The last time I touched my toes, the shoes I grasped were size four.

Nowadays, I pray my arms will stretch one, two, five inches more.

When I do the butterfly stretch with my heels together,

I’m completely unable, like a caterpillar without wings to flutter.

Some people are naturally strong or fast.  Me?  Inflexible.

And to be completely honest, in some ways I’m grateful.

First off, I never have to lead stretching circles.  Bullet dodged.

Secondly, standing is always welcome and in Twister I get to judge.

And lastly, I’ve learned from immense inability comes great humility.

So I suppose meditation did reveal something to me.


Upon first meeting each other, our introductions are minimal.

No words or handshakes shared, only a smile.  Very simple.

While I’ve known your name for quite some time,

I’m afraid you’ll never come to know mine.

Despite this time together, I’m a mere stranger to you.

A single face among thousands who’ve passed through.

Yet you are a perfect host.

You guide me across streams that echo forever

and I follow you through one field of flowers after another.

You show me beautiful meadows with countless aspen trees

where all I see in every direction are whites, blues, and greens.

When my lungs ache, you are there for me,

offering a rock to sit on and the purest air to breathe.

When I slow or stop walking, you do too.

Never pressuring, ever patient with me admiring the views.

By late morning, dark clouds come in, telling me to turn around.

So you guide me down, your trees blocking the rain from me on the ground.

I’d hoped to see you at your best, your peak in the air,

and grasp the entirety of your power, grace, and endless layers.

But today is not that day, and our journey comes to an end.

I’ll be back again my friend, and we’ll do it all again.


I put on my banana swimsuit and damn do I feel free

because on the lake we don’t have to wear Dress B.

Aligning my nametag and shining my shoes doesn’t cross my mind

because on the lake we leave all those worries behind.

Why? Because I’m on permit.

Permit has no such thing as “daily uniform regulations,”

so Cal, Jake, and I rock our matching trunks, repping banana nation.

On permit, we don’t wear Dress A or B we wear Dress C

where C stands for “care I do not let me be me.”

Permit is a haven where I’m not a military cadet but a regular teen

who wears banana trunks with his best friends on Lake Maxinkuckee.

Yet I know by 8 o’clock we have to return to campus,

putting back on those uniforms, ending our hiatus.

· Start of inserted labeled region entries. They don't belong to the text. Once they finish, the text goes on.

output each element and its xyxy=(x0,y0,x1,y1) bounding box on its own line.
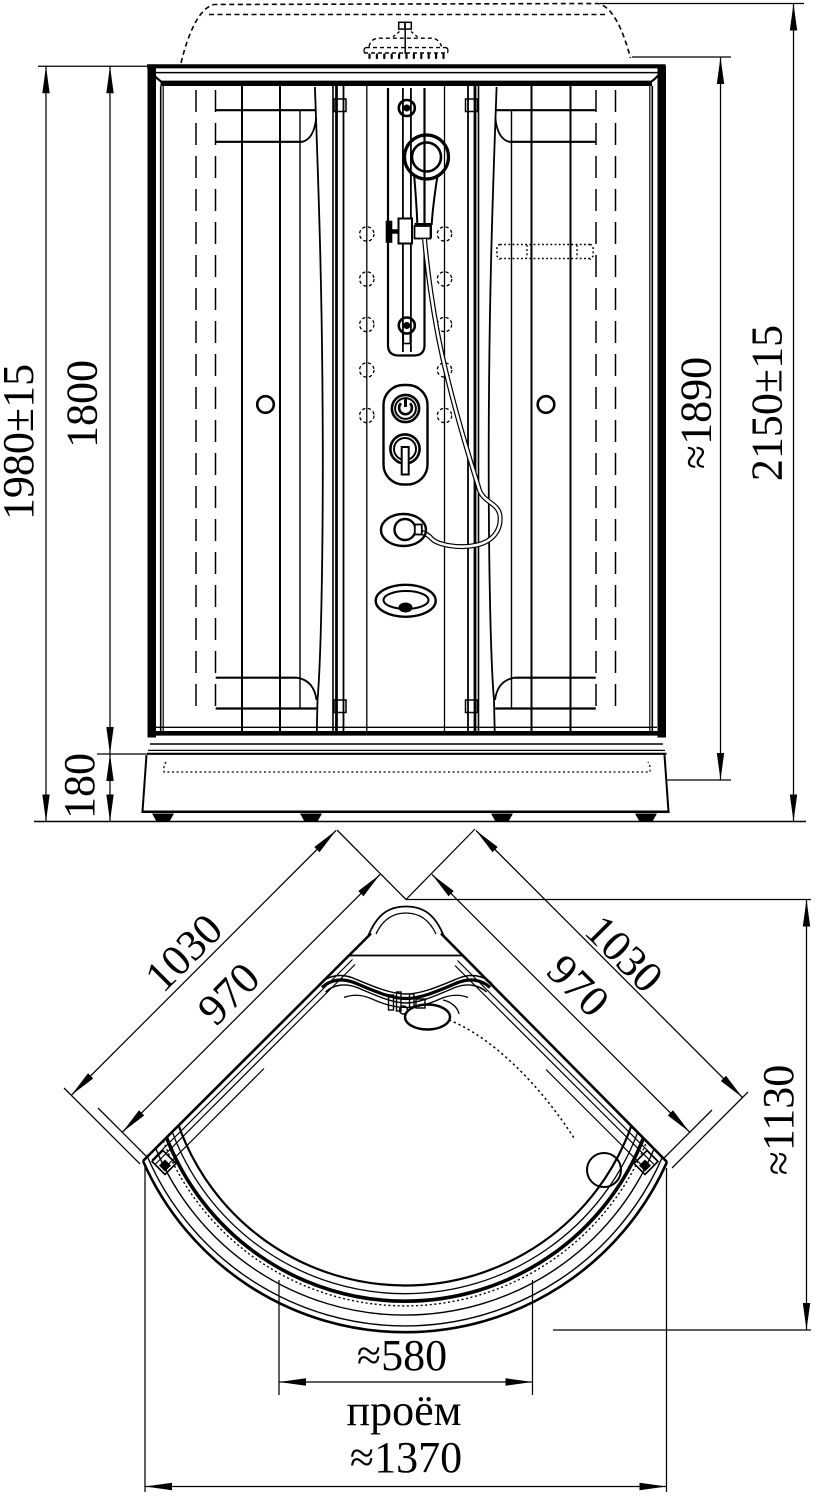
svg-text:проём: проём xyxy=(347,1386,462,1435)
svg-text:1800: 1800 xyxy=(58,360,107,448)
svg-text:≈1370: ≈1370 xyxy=(350,1433,462,1482)
svg-text:1980±15: 1980±15 xyxy=(0,364,43,520)
svg-text:≈1130: ≈1130 xyxy=(754,1065,803,1176)
svg-text:≈580: ≈580 xyxy=(357,1331,447,1380)
svg-text:2150±15: 2150±15 xyxy=(743,325,792,481)
svg-text:≈1890: ≈1890 xyxy=(672,357,721,469)
svg-text:180: 180 xyxy=(55,753,104,819)
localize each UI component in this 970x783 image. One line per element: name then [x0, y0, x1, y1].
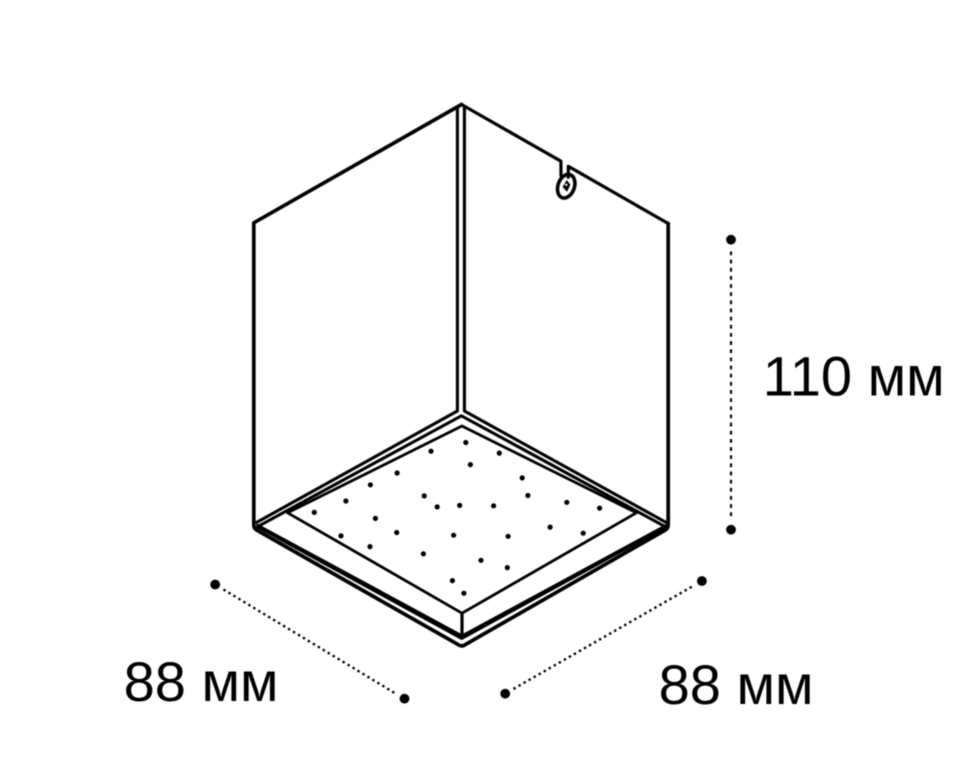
svg-text:110 мм: 110 мм: [763, 345, 945, 408]
svg-text:88 мм: 88 мм: [124, 650, 279, 713]
svg-text:88 мм: 88 мм: [659, 653, 814, 716]
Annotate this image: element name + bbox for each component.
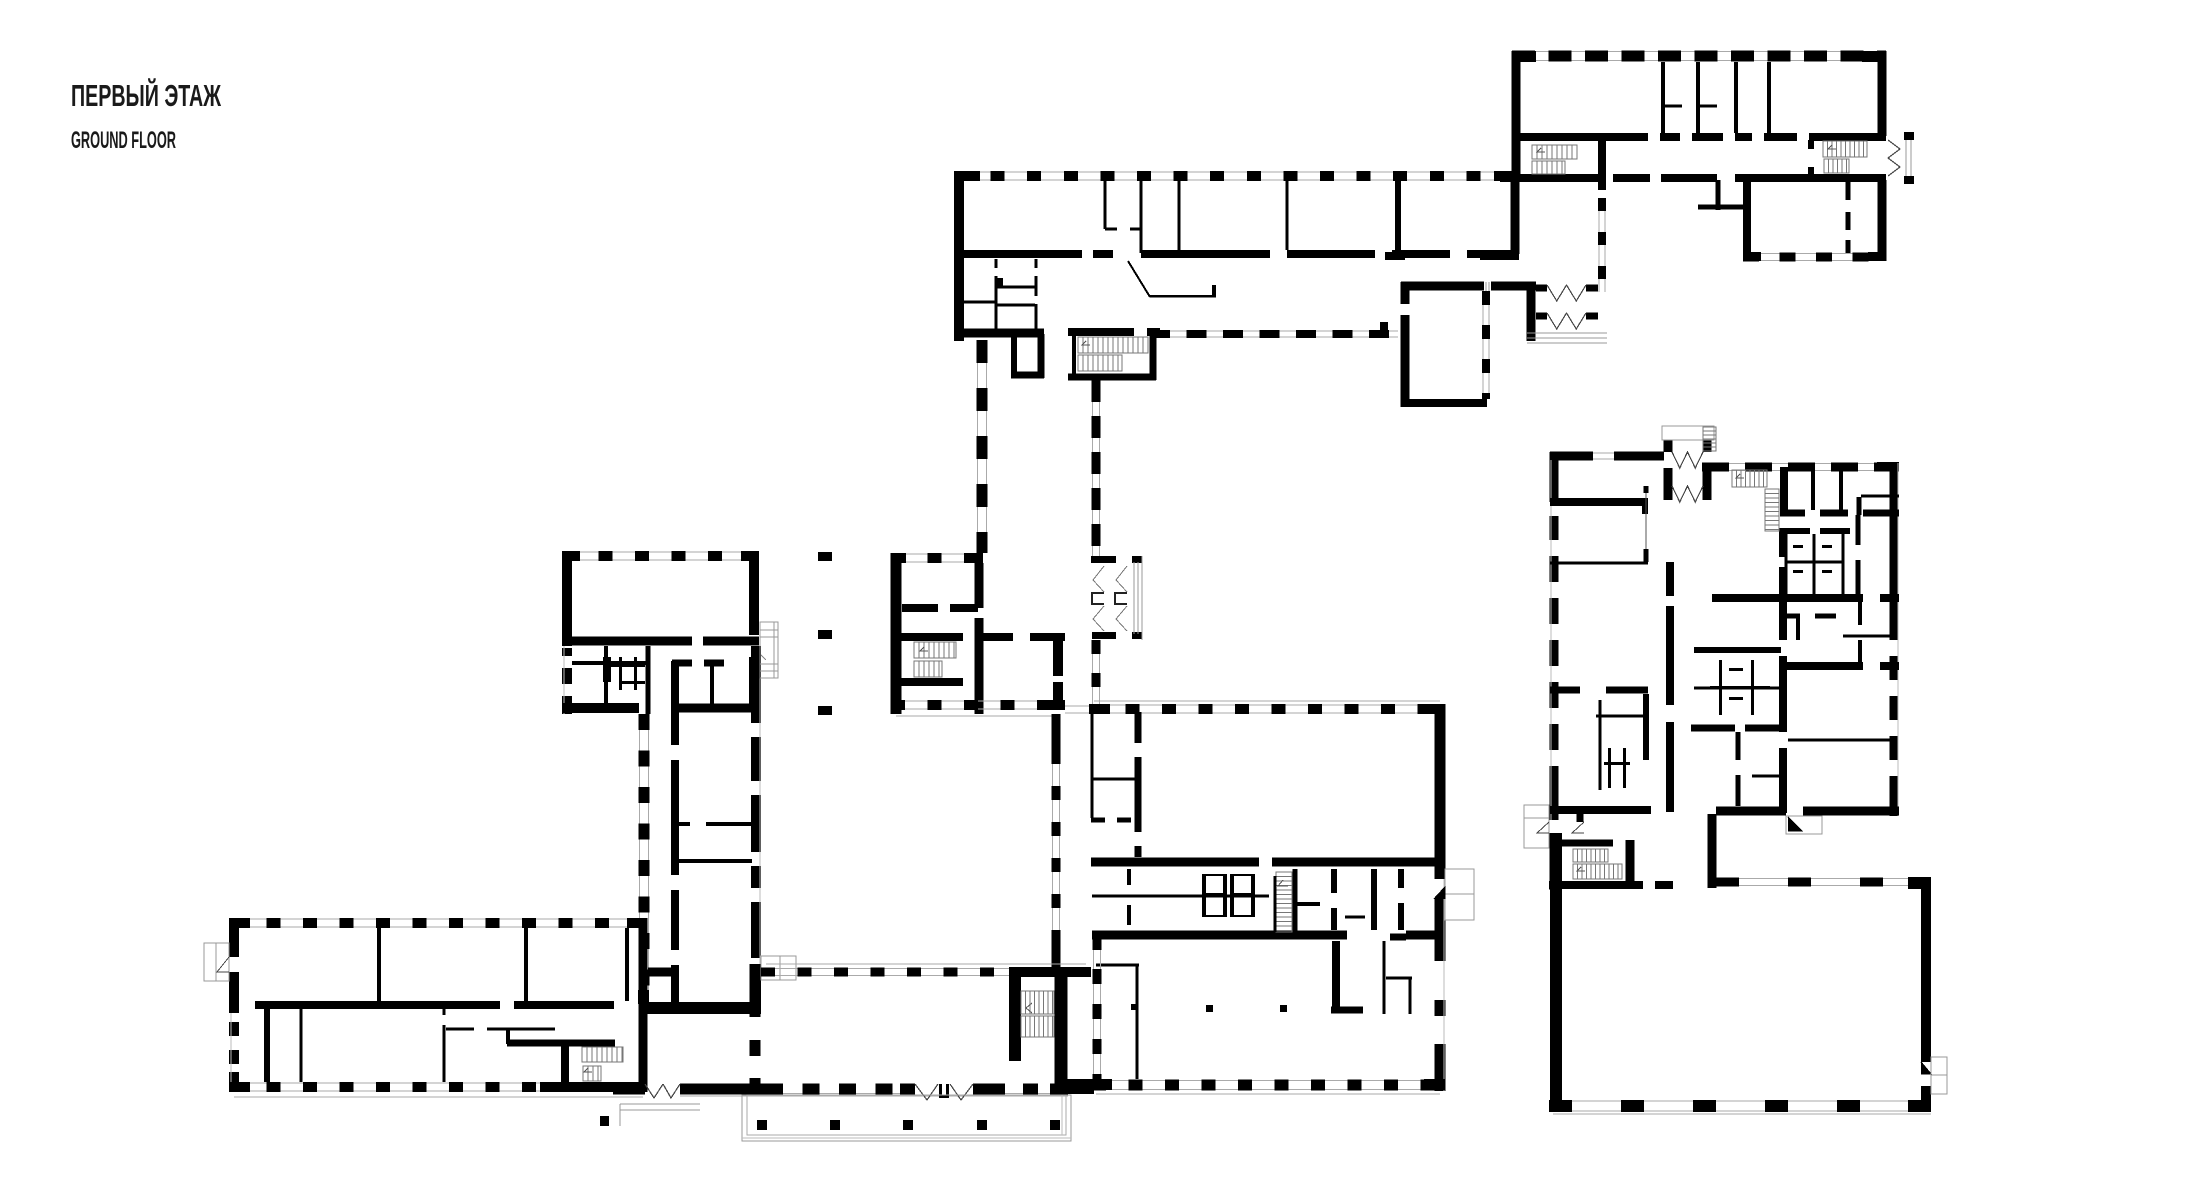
svg-text:ПЕРВЫЙ ЭТАЖ: ПЕРВЫЙ ЭТАЖ (71, 77, 222, 113)
svg-text:GROUND FLOOR: GROUND FLOOR (71, 127, 176, 154)
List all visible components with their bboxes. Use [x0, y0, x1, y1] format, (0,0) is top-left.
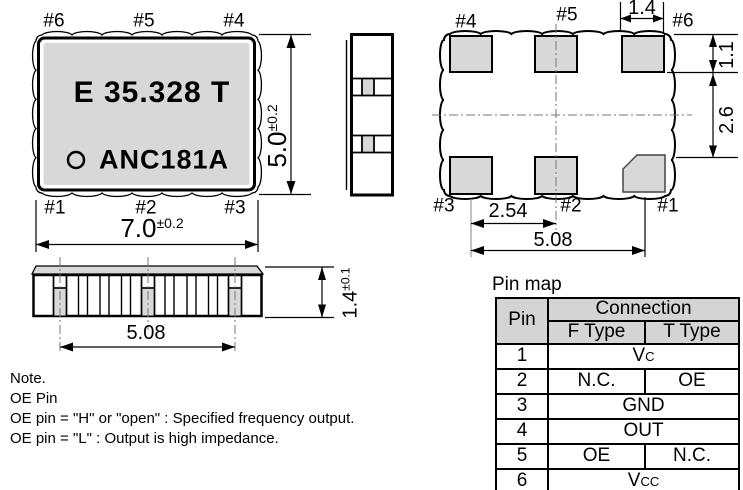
dim-height-tol: ±0.2 [264, 104, 280, 131]
pin-map-header-pin: Pin [496, 298, 548, 344]
pin-map-cell-3-pin: 3 [496, 394, 548, 419]
top-view-pin4-label: #4 [223, 12, 244, 31]
pin-map-row-2: 2 N.C. OE [496, 369, 739, 394]
pin-map-cell-1-connection: Vc [548, 344, 739, 369]
dim-height-side-tol: ±0.1 [339, 267, 353, 290]
pin-map-title: Pin map [492, 274, 562, 296]
pin-map-cell-5-t: N.C. [645, 444, 739, 469]
top-view-pin5-label: #5 [133, 12, 154, 31]
dim-height-label: 5.0±0.2 [264, 104, 290, 167]
top-view-pin3-label: #3 [224, 199, 245, 218]
marking-frequency: E 35.328 T [74, 78, 231, 108]
dim-pad-pitch-label: 2.54 [489, 201, 528, 221]
pin-map-cell-6-connection: Vcc [548, 469, 739, 490]
package-drawing-page: #6 #5 #4 #1 #2 #3 E 35.328 T ANC181A 7.0… [0, 0, 743, 490]
bottom-view-pin6-label: #6 [672, 12, 693, 31]
notes-block: Note. OE Pin OE pin = "H" or "open" : Sp… [10, 369, 354, 449]
top-view-pin6-label: #6 [43, 12, 64, 31]
bottom-view-pin5-label: #5 [556, 6, 577, 25]
pin-map-header-connection: Connection [548, 298, 739, 321]
bottom-view-pin3-label: #3 [433, 197, 454, 216]
bottom-view-pin1-label: #1 [657, 197, 678, 216]
dim-width-label: 7.0±0.2 [120, 215, 183, 241]
dim-row-spacing-label: 2.6 [717, 106, 737, 134]
dim-height-1_4-side [265, 267, 334, 318]
pin-map-row-5: 5 OE N.C. [496, 444, 739, 469]
pin-map-cell-4-connection: OUT [548, 419, 739, 444]
pin-map-cell-2-t: OE [645, 369, 739, 394]
pin-map-cell-4-pin: 4 [496, 419, 548, 444]
pin-map-header-f-type: F Type [548, 321, 645, 344]
pad-6 [622, 36, 664, 72]
dim-span-side-label: 5.08 [127, 323, 166, 343]
dim-height-side-value: 1.4 [340, 291, 362, 319]
pin-map-cell-2-pin: 2 [496, 369, 548, 394]
pin-map-row-3: 3 GND [496, 394, 739, 419]
pin-map-cell-5-f: OE [548, 444, 645, 469]
note-line-oe-pin: OE Pin [10, 389, 354, 409]
dim-pad-height-label: 1.1 [717, 41, 737, 69]
dim-pad-span-label: 5.08 [534, 230, 573, 250]
dim-width-tol: ±0.2 [157, 215, 184, 231]
pin-map-row-6: 6 Vcc [496, 469, 739, 490]
pad-4 [450, 36, 492, 72]
bottom-view-pin4-label: #4 [455, 13, 476, 32]
side-view-vertical [347, 35, 393, 196]
pin-map-table: Pin Connection F Type T Type 1 Vc 2 N.C.… [495, 297, 740, 490]
dim-width-value: 7.0 [120, 213, 156, 243]
marking-part-number: ANC181A [99, 147, 229, 174]
pin-map-row-4: 4 OUT [496, 419, 739, 444]
pad-3 [450, 157, 492, 194]
dim-pad-width-label: 1.4 [628, 0, 656, 18]
pin-map-cell-6-pin: 6 [496, 469, 548, 490]
side-pad-lower [363, 137, 373, 152]
pin-map-header-t-type: T Type [645, 321, 739, 344]
pin-map-cell-2-f: N.C. [548, 369, 645, 394]
pin-map-cell-5-pin: 5 [496, 444, 548, 469]
dim-height-value: 5.0 [262, 132, 292, 168]
note-line-oe-high: OE pin = "H" or "open" : Specified frequ… [10, 409, 354, 429]
note-line-oe-low: OE pin = "L" : Output is high impedance. [10, 429, 354, 449]
note-title: Note. [10, 369, 354, 389]
pin-map-row-1: 1 Vc [496, 344, 739, 369]
dim-height-side-label: 1.4±0.1 [340, 267, 361, 318]
top-view-pin1-label: #1 [44, 199, 65, 218]
pin-map-cell-1-pin: 1 [496, 344, 548, 369]
side-pad-upper [363, 80, 373, 95]
bottom-view-pin2-label: #2 [560, 197, 581, 216]
pin-map-cell-3-connection: GND [548, 394, 739, 419]
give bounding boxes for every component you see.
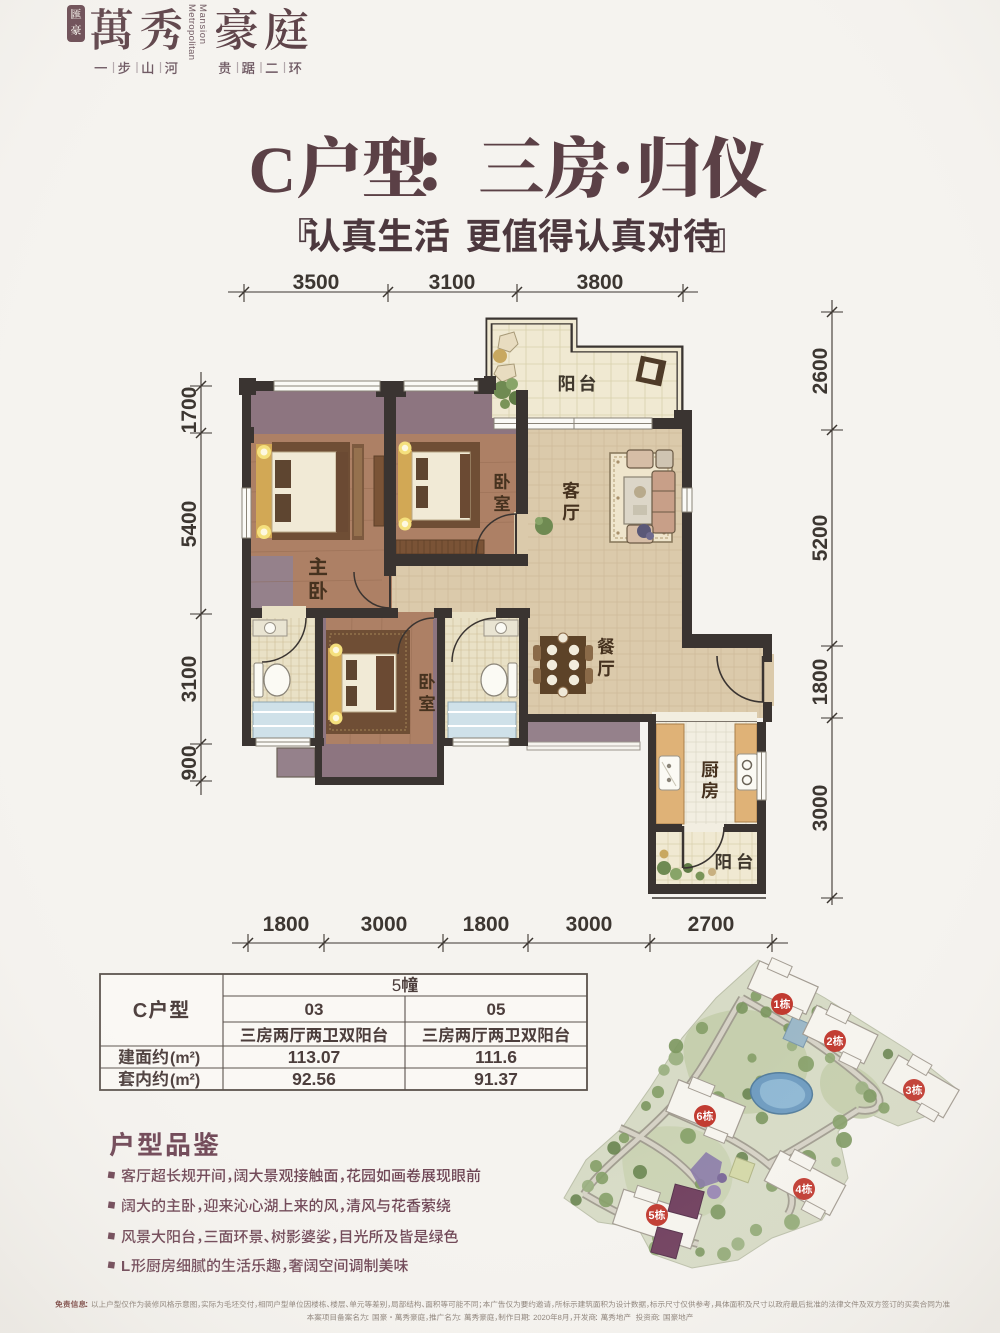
svg-text:3800: 3800: [577, 271, 624, 294]
svg-text:03: 03: [305, 1000, 324, 1019]
svg-text:91.37: 91.37: [474, 1069, 518, 1089]
svg-text:5400: 5400: [178, 501, 201, 548]
svg-text:2600: 2600: [809, 348, 832, 395]
svg-text:Metropolitan: Metropolitan: [186, 4, 197, 60]
svg-text:3000: 3000: [809, 785, 832, 832]
svg-text:1800: 1800: [463, 913, 510, 936]
svg-text:Mansion: Mansion: [197, 4, 208, 44]
svg-text:(m²): (m²): [170, 1050, 200, 1067]
svg-text:92.56: 92.56: [292, 1069, 336, 1089]
svg-text:1700: 1700: [178, 387, 201, 434]
svg-text:5200: 5200: [809, 515, 832, 562]
svg-text:3500: 3500: [293, 271, 340, 294]
svg-text:3100: 3100: [178, 656, 201, 703]
svg-text:900: 900: [178, 745, 201, 780]
svg-text:113.07: 113.07: [288, 1047, 341, 1067]
svg-text:L: L: [121, 1258, 130, 1275]
svg-text:1800: 1800: [809, 659, 832, 706]
svg-text:111.6: 111.6: [475, 1047, 517, 1067]
svg-text:2700: 2700: [688, 913, 735, 936]
svg-text:(m²): (m²): [170, 1072, 200, 1089]
svg-text:05: 05: [487, 1000, 506, 1019]
svg-text:3000: 3000: [566, 913, 613, 936]
svg-text:3100: 3100: [429, 271, 476, 294]
svg-text:3000: 3000: [361, 913, 408, 936]
svg-text:1800: 1800: [263, 913, 310, 936]
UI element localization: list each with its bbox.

And yes, it’s true that I have graduated,

and from Dress B and these rules been liberated.

But nowadays my banana trunks don’t feel the same,

they’re no longer freeing, regal, or boosting my mad game.

They no longer express my own individuality

but instead represent a poor sense of fashionability.

They’re not worn next to my best friends but instead in isolation,

merely portraying an exaggerated Mariokart fascination.

I miss my liberty trunks, the ones of brotherhood and solidarity.

I guess for the best things in life, you have to deal with crap like Dress B.

The only thing left for me to do now is, per Rishi’s command, to “memorize it.”